A path that comes to an end with this storyline. Wylie dies - an unforeseen circumstance that seems to not be a part of Graves’ endless planning. It’s like Victor says at the end in the wraparound cockfighting segment to the whole arc: “That one - given the right situation - was the best fighter. His trouble was his only trouble: too much heart.” Wylie was the best of the Minutemen, and after the already-deceased Shepherd, the second-closest to the series’ “shining knight;” which is of course why he has to die, and die in a way that’s unbefitting of a dangerous outlaw: completely by accident, and by the hand of dick-wad Remi.

Issue #80 “A Split Decision”            




            The game board has been shaken up again, so it’s time for another one-and-done to play catch up and set the pieces back up in new configurations.

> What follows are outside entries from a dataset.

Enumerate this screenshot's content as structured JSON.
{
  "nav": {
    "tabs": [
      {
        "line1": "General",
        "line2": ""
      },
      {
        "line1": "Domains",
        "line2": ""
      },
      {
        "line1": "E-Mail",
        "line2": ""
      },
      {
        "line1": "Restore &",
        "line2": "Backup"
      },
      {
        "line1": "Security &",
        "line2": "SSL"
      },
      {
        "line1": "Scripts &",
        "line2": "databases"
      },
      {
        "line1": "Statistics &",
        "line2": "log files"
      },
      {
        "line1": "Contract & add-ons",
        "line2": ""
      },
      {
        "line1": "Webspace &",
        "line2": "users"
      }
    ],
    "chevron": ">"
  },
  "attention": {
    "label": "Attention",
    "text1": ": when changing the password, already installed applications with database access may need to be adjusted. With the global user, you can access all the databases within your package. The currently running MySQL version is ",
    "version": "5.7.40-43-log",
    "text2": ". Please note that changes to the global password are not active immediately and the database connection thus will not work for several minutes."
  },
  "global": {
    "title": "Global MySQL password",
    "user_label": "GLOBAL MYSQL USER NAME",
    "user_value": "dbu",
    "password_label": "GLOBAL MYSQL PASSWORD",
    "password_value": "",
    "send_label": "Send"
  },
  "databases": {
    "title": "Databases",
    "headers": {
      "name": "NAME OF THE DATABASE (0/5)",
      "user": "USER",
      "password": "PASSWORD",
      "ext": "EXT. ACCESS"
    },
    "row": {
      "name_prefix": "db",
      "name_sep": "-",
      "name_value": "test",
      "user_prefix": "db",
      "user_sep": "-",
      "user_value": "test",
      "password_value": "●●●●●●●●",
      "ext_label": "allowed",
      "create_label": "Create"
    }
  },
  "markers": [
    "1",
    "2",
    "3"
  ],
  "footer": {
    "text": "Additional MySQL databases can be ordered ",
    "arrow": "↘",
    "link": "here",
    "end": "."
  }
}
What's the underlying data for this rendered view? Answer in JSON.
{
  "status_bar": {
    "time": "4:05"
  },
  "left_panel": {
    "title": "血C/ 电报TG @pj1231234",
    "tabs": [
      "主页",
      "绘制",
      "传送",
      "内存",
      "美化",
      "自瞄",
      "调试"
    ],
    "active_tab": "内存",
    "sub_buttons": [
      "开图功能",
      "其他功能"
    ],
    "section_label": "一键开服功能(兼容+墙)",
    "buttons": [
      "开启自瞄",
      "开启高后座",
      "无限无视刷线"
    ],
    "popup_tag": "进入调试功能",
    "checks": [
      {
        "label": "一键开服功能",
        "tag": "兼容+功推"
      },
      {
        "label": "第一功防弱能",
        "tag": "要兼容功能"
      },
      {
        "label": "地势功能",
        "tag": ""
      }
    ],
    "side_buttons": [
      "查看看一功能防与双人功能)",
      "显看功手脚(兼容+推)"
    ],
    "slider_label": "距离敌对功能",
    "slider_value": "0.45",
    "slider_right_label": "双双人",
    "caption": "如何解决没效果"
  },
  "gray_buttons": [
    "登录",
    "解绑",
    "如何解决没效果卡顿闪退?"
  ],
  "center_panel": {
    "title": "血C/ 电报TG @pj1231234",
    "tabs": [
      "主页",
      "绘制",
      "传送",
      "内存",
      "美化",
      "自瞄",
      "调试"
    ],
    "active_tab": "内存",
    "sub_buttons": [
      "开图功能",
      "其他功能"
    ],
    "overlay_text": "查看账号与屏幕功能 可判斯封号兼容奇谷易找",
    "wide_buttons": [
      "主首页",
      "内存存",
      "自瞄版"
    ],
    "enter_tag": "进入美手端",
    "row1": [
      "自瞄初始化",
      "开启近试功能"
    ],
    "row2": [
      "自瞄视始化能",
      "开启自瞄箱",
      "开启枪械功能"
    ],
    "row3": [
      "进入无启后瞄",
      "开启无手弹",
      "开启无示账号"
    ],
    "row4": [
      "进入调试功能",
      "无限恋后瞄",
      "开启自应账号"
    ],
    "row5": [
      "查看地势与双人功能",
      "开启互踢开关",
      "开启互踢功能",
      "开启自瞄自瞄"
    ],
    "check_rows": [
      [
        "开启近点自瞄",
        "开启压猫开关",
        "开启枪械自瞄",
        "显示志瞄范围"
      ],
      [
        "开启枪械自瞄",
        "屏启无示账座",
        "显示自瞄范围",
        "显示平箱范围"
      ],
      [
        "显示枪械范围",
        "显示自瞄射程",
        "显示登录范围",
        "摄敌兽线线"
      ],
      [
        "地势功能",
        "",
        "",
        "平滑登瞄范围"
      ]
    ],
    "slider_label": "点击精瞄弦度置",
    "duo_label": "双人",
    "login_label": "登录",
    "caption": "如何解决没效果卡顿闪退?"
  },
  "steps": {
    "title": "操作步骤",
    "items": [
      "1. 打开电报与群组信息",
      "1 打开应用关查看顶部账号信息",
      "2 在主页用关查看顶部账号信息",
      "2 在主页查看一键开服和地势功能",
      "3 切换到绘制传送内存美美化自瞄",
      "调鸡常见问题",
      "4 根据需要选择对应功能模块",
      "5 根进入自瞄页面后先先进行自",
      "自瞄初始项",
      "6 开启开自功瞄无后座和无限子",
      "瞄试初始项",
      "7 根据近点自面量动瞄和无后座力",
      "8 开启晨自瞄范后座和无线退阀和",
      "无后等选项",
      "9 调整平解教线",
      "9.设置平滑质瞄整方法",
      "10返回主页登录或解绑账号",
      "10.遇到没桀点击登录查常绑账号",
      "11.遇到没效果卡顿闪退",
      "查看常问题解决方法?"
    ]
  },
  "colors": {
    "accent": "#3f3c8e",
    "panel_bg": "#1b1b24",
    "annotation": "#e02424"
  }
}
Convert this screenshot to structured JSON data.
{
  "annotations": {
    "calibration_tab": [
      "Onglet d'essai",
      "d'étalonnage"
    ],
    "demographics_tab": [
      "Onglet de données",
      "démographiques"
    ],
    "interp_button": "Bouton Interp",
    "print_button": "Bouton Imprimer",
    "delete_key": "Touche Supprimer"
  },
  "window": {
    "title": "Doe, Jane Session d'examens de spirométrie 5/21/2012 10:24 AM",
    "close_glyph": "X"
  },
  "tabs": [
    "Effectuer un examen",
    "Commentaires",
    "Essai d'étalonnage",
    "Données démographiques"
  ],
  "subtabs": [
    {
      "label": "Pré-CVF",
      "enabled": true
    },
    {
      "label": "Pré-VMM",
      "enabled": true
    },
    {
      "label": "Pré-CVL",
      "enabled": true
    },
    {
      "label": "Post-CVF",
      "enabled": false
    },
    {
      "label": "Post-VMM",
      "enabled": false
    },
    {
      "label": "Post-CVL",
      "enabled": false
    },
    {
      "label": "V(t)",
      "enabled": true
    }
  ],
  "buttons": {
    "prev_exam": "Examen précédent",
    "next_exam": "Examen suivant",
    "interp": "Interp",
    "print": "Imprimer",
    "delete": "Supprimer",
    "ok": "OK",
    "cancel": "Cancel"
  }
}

We’ve seen in previous arcs that Victor Ray was secretly working for Graves the whole time, and he’s finally flown Lono’s coop to fly back into the not-so-warm-and-loving arms of Graves, with Branch and Dizzy in tow. Graves is finally face-to-face with Dizzy once more, since I believe the very first arc of the series, and we finally begin to put the picture together as to why Dizzy is so important to Graves’ plan, as this issue’s end finds her a newly-elected Minuteman. The whole series has alternately been about either Dizzy or Graves, so the fact that they’re finally back together means that Azzarello and Risso are shifting their story into the next gear for this final stretch of issues.  

Issue #81-83 “Tarantula”




            We catch up with  the other (better?) half of the Rome brothers with this arc, as Graves sends Ronnie to Italy to try and track down that painting that’s so important to the Trust that we first saw all the way back in “The Counterfifth Detective.” Doing so brings him into contact with Echo Memoria, which of course leads to a whole host of problems. It’s another noir ideal, with a broken-down protagonist (and I like that Ronnie now uses a cane) being thrown this way and that by a femme fatale who’s just as beautiful as she is deadly. It’s a decent enough story, but with no real grasp as to why the painting is important and a complete break from the main storyline, it would have been rather disappointing coming this late in the game.
           
            Which is a good thing the story also goes back in time and tells the beginnings of Shepherd’s career as a Minuteman, as Graves tells Dizzy of the first time they met. The younger Shepherd is at once completely removed from the one we came to know over the course of his time in the series and also essentially the same. Shepherd as a young man is something of an aimless drifter, but every bit as dangerous and conniving as he would later be portrayed, with Graves and a younger Curtis Hughes both attempting to figure out whether or not Shep killed a man and got away with it scott-free - no attaché or 100 untraceable rounds necessary. The arc is also notable in that it reveals that Shepherd was actually gay. 100 Bullets is not a “nice” series, and as such uses not-very-nice words at times. But by revealing one of the major characters as homosexual (arguably the moral center of the whole series), Azzarello and Risso should silence any critics who still confuse depiction with endorsement.